Kenapa sih gue selalu melakukan hal yang membuat dia yakin kalau gue suka sama dia? Apa karna Arian itu selalu melakukan strong code?-_- apa untuk ukuran wanita gue terlalu agresif? Kayaknya engga deh, gue hanya melakukan tindakan yang gue mau dan untuk menyenangkan diri gue dengan dia.

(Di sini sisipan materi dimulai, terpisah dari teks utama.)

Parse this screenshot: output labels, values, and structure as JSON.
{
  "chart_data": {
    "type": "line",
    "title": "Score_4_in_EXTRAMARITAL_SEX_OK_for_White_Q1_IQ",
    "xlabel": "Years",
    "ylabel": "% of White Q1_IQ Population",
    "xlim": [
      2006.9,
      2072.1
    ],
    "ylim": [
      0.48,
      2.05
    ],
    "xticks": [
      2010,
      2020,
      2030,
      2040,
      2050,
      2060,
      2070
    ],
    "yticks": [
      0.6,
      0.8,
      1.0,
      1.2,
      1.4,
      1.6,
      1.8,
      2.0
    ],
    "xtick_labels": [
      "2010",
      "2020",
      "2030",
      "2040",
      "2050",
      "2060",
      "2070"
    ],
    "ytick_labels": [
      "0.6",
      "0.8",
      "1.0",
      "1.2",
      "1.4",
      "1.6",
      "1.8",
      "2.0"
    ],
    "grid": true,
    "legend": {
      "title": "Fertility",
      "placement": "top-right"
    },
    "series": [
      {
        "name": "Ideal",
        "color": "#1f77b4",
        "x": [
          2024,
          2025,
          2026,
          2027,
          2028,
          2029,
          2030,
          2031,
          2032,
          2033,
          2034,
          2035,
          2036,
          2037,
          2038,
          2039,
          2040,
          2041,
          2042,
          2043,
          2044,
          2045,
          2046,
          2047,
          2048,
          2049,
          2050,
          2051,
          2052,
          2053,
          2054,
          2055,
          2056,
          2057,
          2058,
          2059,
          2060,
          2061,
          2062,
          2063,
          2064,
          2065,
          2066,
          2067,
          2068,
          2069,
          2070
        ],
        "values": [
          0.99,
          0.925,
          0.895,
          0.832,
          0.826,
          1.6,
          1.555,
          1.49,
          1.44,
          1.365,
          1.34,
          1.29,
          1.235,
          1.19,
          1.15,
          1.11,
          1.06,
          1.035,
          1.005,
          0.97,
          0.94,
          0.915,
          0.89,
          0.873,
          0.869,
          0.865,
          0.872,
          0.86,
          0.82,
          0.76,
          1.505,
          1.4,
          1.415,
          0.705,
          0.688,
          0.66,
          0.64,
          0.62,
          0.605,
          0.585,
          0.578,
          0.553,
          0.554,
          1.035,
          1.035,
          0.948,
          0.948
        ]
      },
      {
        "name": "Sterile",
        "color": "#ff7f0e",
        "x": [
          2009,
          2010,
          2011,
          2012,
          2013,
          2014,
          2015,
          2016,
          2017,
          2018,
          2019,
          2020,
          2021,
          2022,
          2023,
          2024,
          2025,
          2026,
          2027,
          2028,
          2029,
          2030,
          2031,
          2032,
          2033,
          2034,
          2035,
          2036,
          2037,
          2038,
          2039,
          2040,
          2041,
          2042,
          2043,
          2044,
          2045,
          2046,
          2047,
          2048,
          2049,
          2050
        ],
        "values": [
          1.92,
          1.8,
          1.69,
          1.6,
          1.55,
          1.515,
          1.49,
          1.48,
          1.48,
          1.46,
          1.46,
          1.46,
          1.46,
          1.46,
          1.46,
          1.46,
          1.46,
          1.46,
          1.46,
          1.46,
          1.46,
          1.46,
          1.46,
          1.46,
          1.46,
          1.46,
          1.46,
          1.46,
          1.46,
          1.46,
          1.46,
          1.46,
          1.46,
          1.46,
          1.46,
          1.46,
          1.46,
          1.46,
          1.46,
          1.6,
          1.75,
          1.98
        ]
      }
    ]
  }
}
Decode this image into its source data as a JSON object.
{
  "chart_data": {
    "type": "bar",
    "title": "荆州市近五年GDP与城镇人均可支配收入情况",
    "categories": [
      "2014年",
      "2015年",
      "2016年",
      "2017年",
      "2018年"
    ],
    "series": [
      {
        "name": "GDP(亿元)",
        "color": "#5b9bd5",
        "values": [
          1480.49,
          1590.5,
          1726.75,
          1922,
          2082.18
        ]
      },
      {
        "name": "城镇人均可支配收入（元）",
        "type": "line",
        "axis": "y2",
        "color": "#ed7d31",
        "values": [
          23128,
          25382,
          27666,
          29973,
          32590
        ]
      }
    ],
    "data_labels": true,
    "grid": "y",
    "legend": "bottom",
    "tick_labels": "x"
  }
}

Bersifat seolah biasa aja atau tidak terjadi apa apa sih bisa aja, tapi perasaannya yang gak karuan pas dia lagi dekat gue. Kan sering gue kehilangan moment sama dia cuma gara gara grogi, walaupun udah sering di plan nanti kalo ketemu dia harus gini gini gini, tapi apa daya realita tak sesuai ekspektasi:---)

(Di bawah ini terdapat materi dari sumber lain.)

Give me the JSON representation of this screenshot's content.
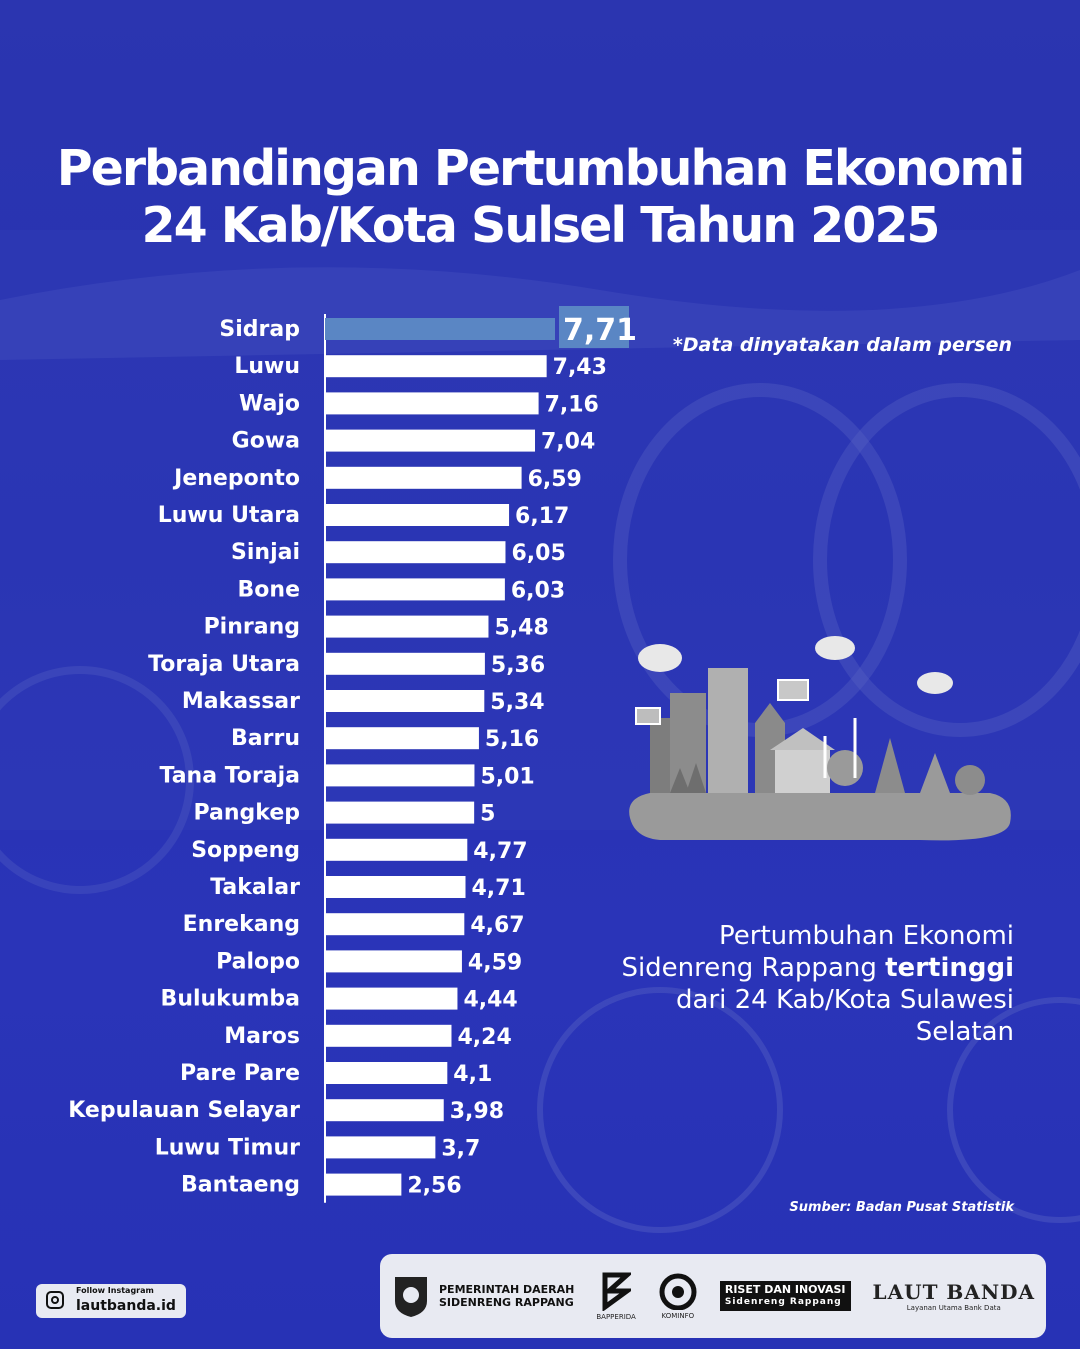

• "Pernah gak sih merasa takut dia ilfil sama sikap lo yang agresif?"
Selama dia goodrespon sama gua dan biasa aja (walaupun gatau aslinya) ya gue akan terus bertindak sesui keinginan gue, karna gue selalu menerapkan "lakukan apa yang hati kecilmu katakan" emang bahasa klasik tapi selalu gue terapkan, tapi tetep mikir mikir dulu sih sebelum bertindak (untuk dia).

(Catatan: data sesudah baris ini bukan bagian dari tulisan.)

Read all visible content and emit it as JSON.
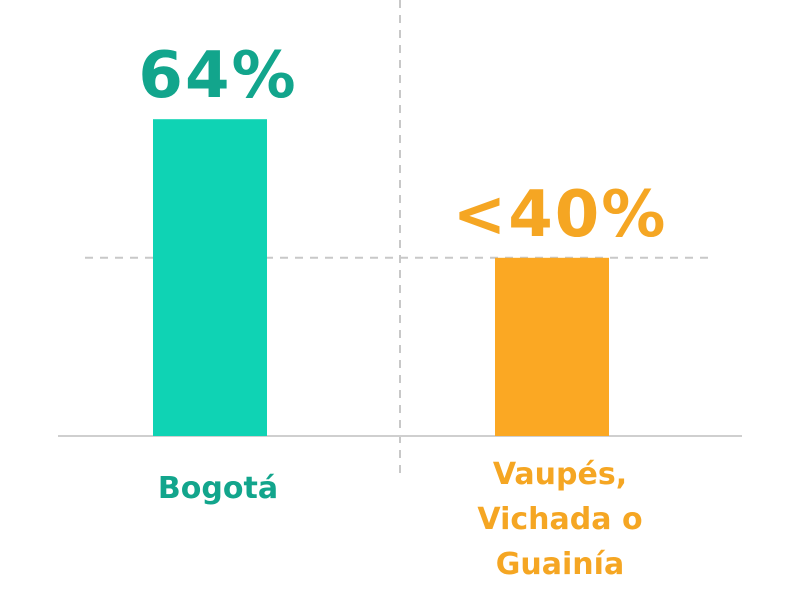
{
  "chart_data": {
    "type": "bar",
    "categories": [
      "Bogotá",
      "Vaupés, Vichada o Guainía"
    ],
    "values": [
      64,
      36
    ],
    "value_labels": [
      "64%",
      "<40%"
    ],
    "colors": [
      "#0fd3b4",
      "#fba823"
    ],
    "ylim": [
      0,
      80
    ]
  }
}
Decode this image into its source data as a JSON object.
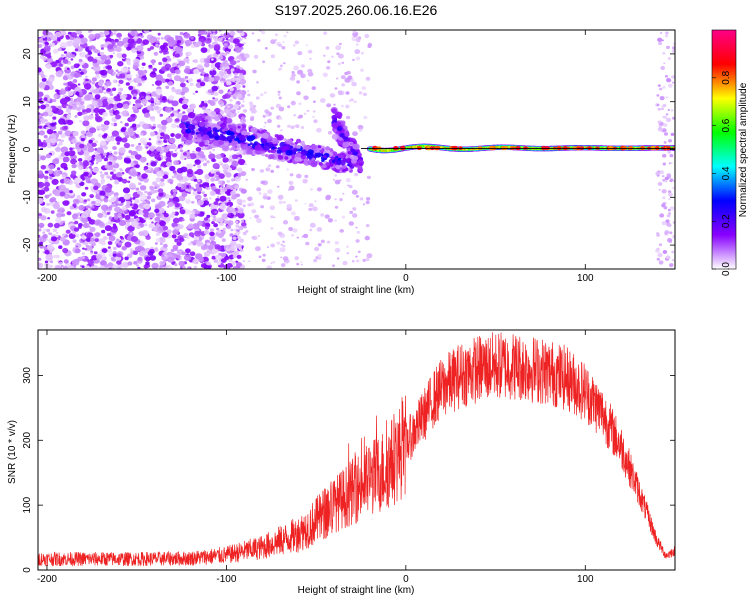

Emang benar kata pa Agus guru agama gue, cinta di masa SMA itu feels like he's the only one, ga ada yang lain selain dia. Makanya gue selalu meyakinkan dan bilang pada diri sendiri kalau 'gaperlu jadi pacarnya, begini aja udah seneng kok' ya walaupun hasrat ingin jadi pacar pasti ada haha tapi ya tahan aja lah ini kan cinta masa SMA, pasti nanti pas kuliah ada kok penggantinya, walaupun saat ini gue mikirnya gaakan ada yg bisa gantiin dia. Tapi nyatanya pas SMP gue pun begitu, mikirnya 'kayaknya gue gabakal suka sama yg lain selain vando, kayaknya bakal gabisa move on' tapi nyatanya? Gue bisa suka sama dia dan ga stuck.